The Negroni and Its Cousins

IMG_20140130_175123The Negroni is a classic cocktail that has its origins in Italy after World War I, and it features two classic Italian ingredients: amaro and sweet vermouth. It has come to be one of the all-stars of the classic cocktail revival movement.

Amaro is the Italian word for bitter, and amari are bitter liqueurs produced in Italy (or sometimes in France, though the French have different names for them). The Italians were also the earliest purveyors of fine sweet (red) vermouth, while the French were better known early on for dry (white) vermouth. Nowadays, you can find good brands from all over making both sweet and dry vermouth, but the most interesting sweet vermouth still comes from Italy.

The classic Negroni has equal parts gin, Campari amaro, and sweet vermouth–one ounce of each. Campari is distinguished by its bright red color, which originally came from the use of crushed insects. You will no doubt be pleased to learn that Campari stopped using the insect dye (aka carmine dye) in 2006. It has a strong bitter herbal flavor with notes of citrus.

Classic Negroni

  • 1 oz dry gin
  • 1 oz Campari
  • 1 oz sweet vermouth

Stir and strain into a coupe or small rocks glass. Garnish with flaming orange peel (we’ll talk about that trick another day. If you can’t pull it off, just use a regular orange peel).

The Negroni can have endless variations, depending on the type of gin (or other base liquor), type of amaro, and type of vermouth you use.

A word on vermouth:

The two most common brands of vermouth you will see in stores are Gallo and Martini Rossi. I NEVER EVER USE EITHER OF THESE BRANDS for any drink.
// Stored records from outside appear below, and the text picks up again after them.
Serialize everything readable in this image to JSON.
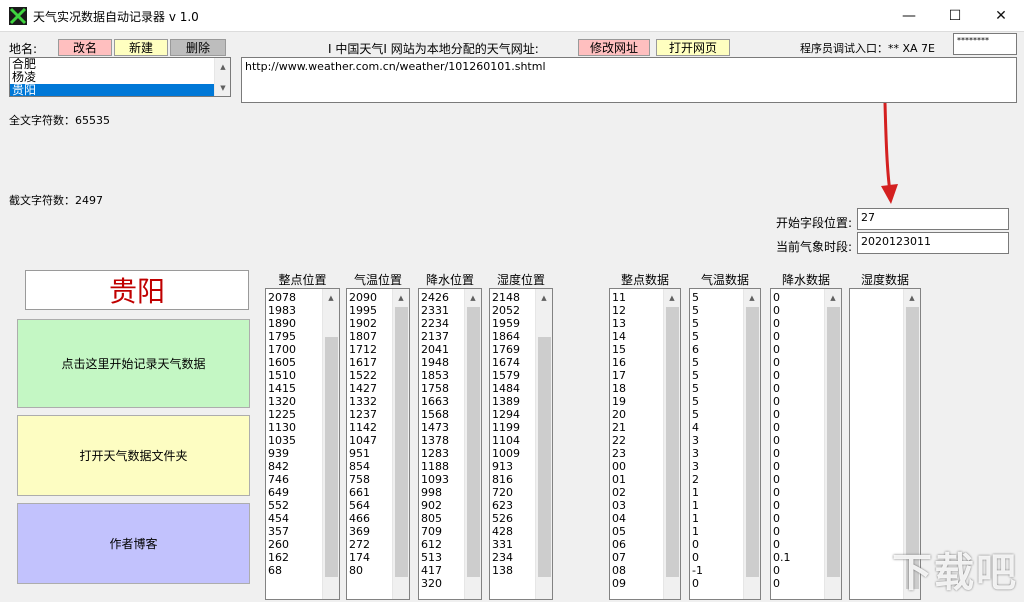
{
  "window": {
    "title": "天气实况数据自动记录器 v 1.0",
    "minimize": "—",
    "maximize": "☐",
    "close": "✕"
  },
  "top": {
    "place_label": "地名:",
    "rename_button": "改名",
    "new_button": "新建",
    "delete_button": "删除",
    "url_label": "I 中国天气I 网站为本地分配的天气网址:",
    "edit_url_button": "修改网址",
    "open_page_button": "打开网页",
    "debug_label": "程序员调试入口：** XA 7E",
    "debug_password": "********",
    "url_value": "http://www.weather.com.cn/weather/101260101.shtml"
  },
  "places": [
    "合肥",
    "杨凌",
    "贵阳"
  ],
  "selected_place_index": 2,
  "stats": {
    "full_text_chars": "全文字符数：65535",
    "cut_text_chars": "截文字符数：2497"
  },
  "fields": {
    "start_pos_label": "开始字段位置:",
    "start_pos_value": "27",
    "current_time_label": "当前气象时段:",
    "current_time_value": "2020123011"
  },
  "city_display": "贵阳",
  "buttons": {
    "start_record": "点击这里开始记录天气数据",
    "open_folder": "打开天气数据文件夹",
    "author_blog": "作者博客"
  },
  "colors": {
    "start_record_bg": "#c4f7c4",
    "open_folder_bg": "#fdfdc2",
    "author_blog_bg": "#c2c2fd",
    "rename_bg": "#ffbfbf",
    "new_bg": "#ffffc0",
    "delete_bg": "#bdbdbd",
    "edit_url_bg": "#ffbfbf",
    "open_page_bg": "#ffffc0",
    "city_color": "#c00000",
    "arrow_color": "#d42020"
  },
  "columns": [
    {
      "header": "整点位置",
      "values": [
        "2078",
        "1983",
        "1890",
        "1795",
        "1700",
        "1605",
        "1510",
        "1415",
        "1320",
        "1225",
        "1130",
        "1035",
        "939",
        "842",
        "746",
        "649",
        "552",
        "454",
        "357",
        "260",
        "162",
        "68"
      ]
    },
    {
      "header": "气温位置",
      "values": [
        "2090",
        "1995",
        "1902",
        "1807",
        "1712",
        "1617",
        "1522",
        "1427",
        "1332",
        "1237",
        "1142",
        "1047",
        "951",
        "854",
        "758",
        "661",
        "564",
        "466",
        "369",
        "272",
        "174",
        "80"
      ]
    },
    {
      "header": "降水位置",
      "values": [
        "2426",
        "2331",
        "2234",
        "2137",
        "2041",
        "1948",
        "1853",
        "1758",
        "1663",
        "1568",
        "1473",
        "1378",
        "1283",
        "1188",
        "1093",
        "998",
        "902",
        "805",
        "709",
        "612",
        "513",
        "417",
        "320"
      ]
    },
    {
      "header": "湿度位置",
      "values": [
        "2148",
        "2052",
        "1959",
        "1864",
        "1769",
        "1674",
        "1579",
        "1484",
        "1389",
        "1294",
        "1199",
        "1104",
        "1009",
        "913",
        "816",
        "720",
        "623",
        "526",
        "428",
        "331",
        "234",
        "138"
      ]
    },
    {
      "header": "整点数据",
      "values": [
        "11",
        "12",
        "13",
        "14",
        "15",
        "16",
        "17",
        "18",
        "19",
        "20",
        "21",
        "22",
        "23",
        "00",
        "01",
        "02",
        "03",
        "04",
        "05",
        "06",
        "07",
        "08",
        "09"
      ]
    },
    {
      "header": "气温数据",
      "values": [
        "5",
        "5",
        "5",
        "5",
        "6",
        "5",
        "5",
        "5",
        "5",
        "5",
        "4",
        "3",
        "3",
        "3",
        "2",
        "1",
        "1",
        "1",
        "1",
        "0",
        "0",
        "-1",
        "0"
      ]
    },
    {
      "header": "降水数据",
      "values": [
        "0",
        "0",
        "0",
        "0",
        "0",
        "0",
        "0",
        "0",
        "0",
        "0",
        "0",
        "0",
        "0",
        "0",
        "0",
        "0",
        "0",
        "0",
        "0",
        "0",
        "0.1",
        "0",
        "0"
      ]
    },
    {
      "header": "湿度数据",
      "values": []
    }
  ],
  "watermark": "下载吧"
}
In Birmingham, you can get a decent selection of vermouth at Whole Foods, the Western in Mountain Brook, V. Richards, or Highland Package store. Keep your vermouth in the fridge after opening, and it will last a good while.

The first Negronis I ever had used Carpano Antica Formula for the vermouth, but a lot of mixologists say that Carpano is too sweet, and the vanilla notes overwhelm the drink. Similarly, Punt e Mes can be used to add an almost chocolaty herbal flavor to the Negroni, but it may be overpowering for many palates. The failsafe is to use a decent but mild sweet vermouth like Cochi Torino.
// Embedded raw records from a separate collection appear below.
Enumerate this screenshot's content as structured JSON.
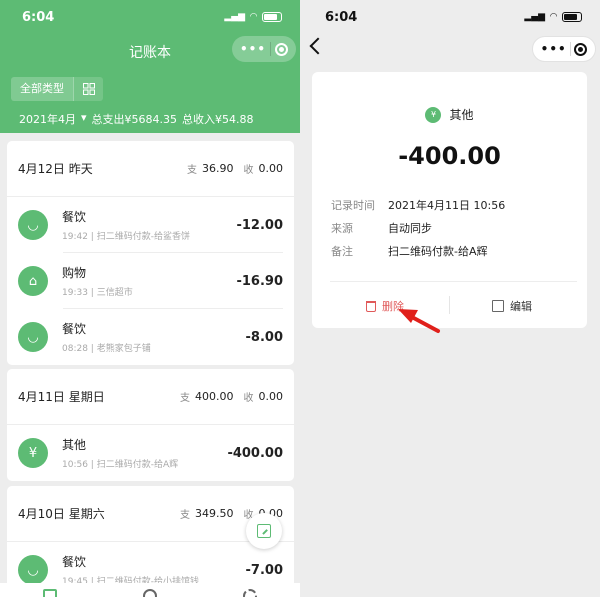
{
  "status": {
    "time_left": "6:04",
    "time_right": "6:04"
  },
  "header": {
    "title": "记账本",
    "filter_label": "全部类型",
    "month": "2021年4月",
    "month_caret": "▾",
    "total_expense": "总支出¥5684.35",
    "total_income": "总收入¥54.88"
  },
  "days": [
    {
      "date": "4月12日  昨天",
      "expense_tag": "支",
      "expense": "36.90",
      "income_tag": "收",
      "income": "0.00",
      "items": [
        {
          "icon": "bowl-icon",
          "glyph": "◡",
          "category": "餐饮",
          "time": "19:42",
          "note": "扫二维码付款-给鲨香饼",
          "amount": "-12.00"
        },
        {
          "icon": "shopping-bag-icon",
          "glyph": "⌂",
          "category": "购物",
          "time": "19:33",
          "note": "三信超市",
          "amount": "-16.90"
        },
        {
          "icon": "bowl-icon",
          "glyph": "◡",
          "category": "餐饮",
          "time": "08:28",
          "note": "老熊家包子铺",
          "amount": "-8.00"
        }
      ]
    },
    {
      "date": "4月11日  星期日",
      "expense_tag": "支",
      "expense": "400.00",
      "income_tag": "收",
      "income": "0.00",
      "items": [
        {
          "icon": "yen-icon",
          "glyph": "¥",
          "category": "其他",
          "time": "10:56",
          "note": "扫二维码付款-给A辉",
          "amount": "-400.00"
        }
      ]
    },
    {
      "date": "4月10日  星期六",
      "expense_tag": "支",
      "expense": "349.50",
      "income_tag": "收",
      "income": "0.00",
      "items": [
        {
          "icon": "bowl-icon",
          "glyph": "◡",
          "category": "餐饮",
          "time": "19:45",
          "note": "扫二维码付款-给小排馆钱",
          "amount": "-7.00"
        }
      ]
    }
  ],
  "detail": {
    "category": "其他",
    "category_glyph": "¥",
    "amount": "-400.00",
    "record_time_label": "记录时间",
    "record_time": "2021年4月11日 10:56",
    "source_label": "来源",
    "source": "自动同步",
    "remark_label": "备注",
    "remark": "扫二维码付款-给A辉",
    "delete_label": "删除",
    "edit_label": "编辑"
  },
  "colors": {
    "brand_green": "#5dbb74",
    "delete_red": "#e05a5a",
    "arrow_red": "#e0201b"
  }
}
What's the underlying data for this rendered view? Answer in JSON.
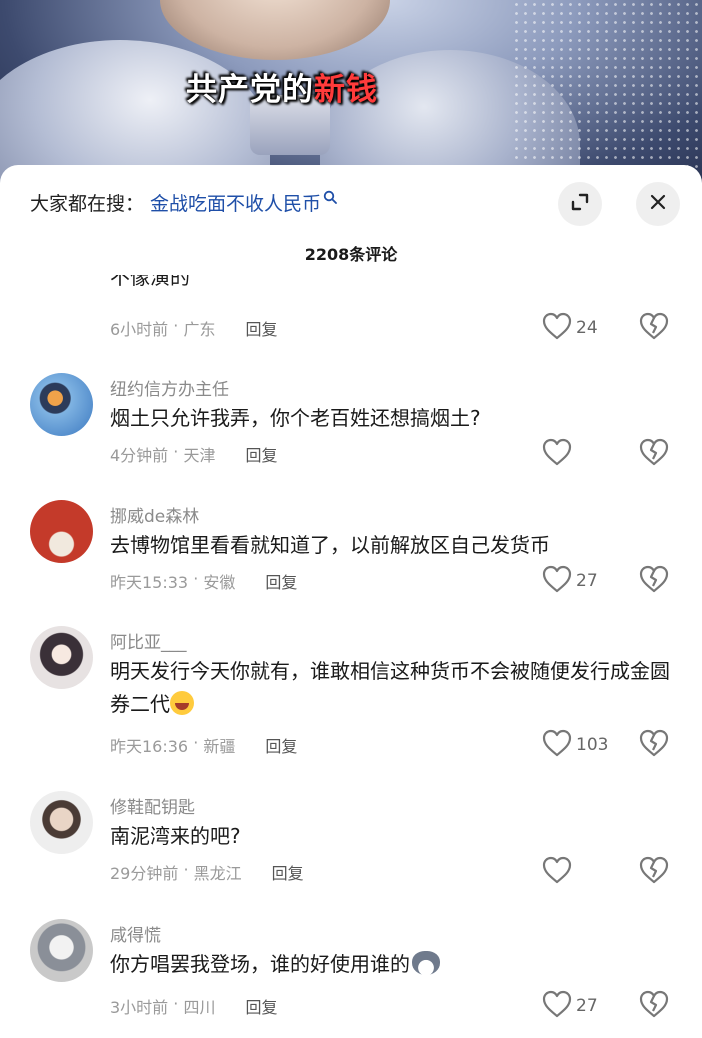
{
  "video": {
    "caption_white": "共产党的",
    "caption_red": "新钱"
  },
  "header": {
    "search_prefix": "大家都在搜：",
    "search_term": "金战吃面不收人民币",
    "comment_count": "2208条评论"
  },
  "clipped_comment": {
    "text": "不像演的",
    "time": "6小时前",
    "location": "广东",
    "reply": "回复",
    "likes": "24"
  },
  "comments": [
    {
      "name": "纽约信方办主任",
      "text": "烟土只允许我弄，你个老百姓还想搞烟土?",
      "time": "4分钟前",
      "location": "天津",
      "reply": "回复",
      "likes": ""
    },
    {
      "name": "挪威de森林",
      "text": "去博物馆里看看就知道了，以前解放区自己发货币",
      "time": "昨天15:33",
      "location": "安徽",
      "reply": "回复",
      "likes": "27"
    },
    {
      "name": "阿比亚___",
      "text": "明天发行今天你就有，谁敢相信这种货币不会被随便发行成金圆券二代",
      "time": "昨天16:36",
      "location": "新疆",
      "reply": "回复",
      "likes": "103"
    },
    {
      "name": "修鞋配钥匙",
      "text": "南泥湾来的吧?",
      "time": "29分钟前",
      "location": "黑龙江",
      "reply": "回复",
      "likes": ""
    },
    {
      "name": "咸得慌",
      "text": "你方唱罢我登场，谁的好使用谁的",
      "time": "3小时前",
      "location": "四川",
      "reply": "回复",
      "likes": "27"
    }
  ],
  "icons": {
    "expand": "expand-icon",
    "close": "close-icon",
    "like": "heart-icon",
    "dislike": "broken-heart-icon",
    "search": "search-icon"
  },
  "colors": {
    "link_blue": "#1f4fa8",
    "caption_red": "#ff3b3b",
    "meta_gray": "#9a9a9a"
  }
}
As for the gin, I would go with any call-brand London dry gin–Beefeater, Tanqueray, or Bombay are all fine options. I’ve heard of people using Genever in Negronis, which sounds interesting, but I have yet to try it out. I’ve also made some really interesting Negronis using Hendricks.

The Cousins

If you start switching out the base liquor or the amaro, the drink will go by another name. As I said earlier, the possibilities are nearly infinite once you start experimenting.
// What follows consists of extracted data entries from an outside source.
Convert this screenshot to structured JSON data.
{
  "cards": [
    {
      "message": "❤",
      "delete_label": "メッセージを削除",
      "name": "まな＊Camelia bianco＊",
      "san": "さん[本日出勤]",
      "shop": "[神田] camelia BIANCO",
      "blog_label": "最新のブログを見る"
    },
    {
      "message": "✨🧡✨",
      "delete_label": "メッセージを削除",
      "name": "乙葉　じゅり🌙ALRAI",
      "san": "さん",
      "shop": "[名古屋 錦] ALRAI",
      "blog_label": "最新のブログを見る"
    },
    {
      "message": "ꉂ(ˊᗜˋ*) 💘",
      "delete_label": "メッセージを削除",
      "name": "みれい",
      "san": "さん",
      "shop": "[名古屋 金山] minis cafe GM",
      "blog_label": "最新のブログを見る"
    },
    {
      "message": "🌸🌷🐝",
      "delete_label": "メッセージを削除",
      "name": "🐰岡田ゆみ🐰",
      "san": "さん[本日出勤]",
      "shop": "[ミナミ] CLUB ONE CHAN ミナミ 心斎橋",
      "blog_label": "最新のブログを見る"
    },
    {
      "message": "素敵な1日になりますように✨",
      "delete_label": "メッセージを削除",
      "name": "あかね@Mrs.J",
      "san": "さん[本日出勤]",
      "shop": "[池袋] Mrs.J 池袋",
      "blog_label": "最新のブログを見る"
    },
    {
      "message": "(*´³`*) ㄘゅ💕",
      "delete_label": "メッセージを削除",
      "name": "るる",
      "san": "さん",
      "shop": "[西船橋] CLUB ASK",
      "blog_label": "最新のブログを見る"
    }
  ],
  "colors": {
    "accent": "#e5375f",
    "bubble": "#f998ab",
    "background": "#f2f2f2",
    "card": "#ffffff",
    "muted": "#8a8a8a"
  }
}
A close cousin of the classic Negroni is a drink called the Raultini, which substitutes the milder Aperol for Campari. A second cousin once-removed is the Boulevardier, which starts with a Raultini and substitutes rye for the gin. Jack Wyrick, a bartender at Octane and all-around cool person, told me about a nifty variation called the Negroni Bianco, which uses Salers amaro and dry vermouth, along with gin.

All of these variations use equal parts base liquor, amaro, and vermouth. Some mixologists also play around with doing these drinks Manhattan style with 2 oz of base liquor and a half ounce each of the bitter and vermouth. This is a very successful method if you want to get drunk faster, but it loses the essential character that makes it a Negroni, in our humble opinion.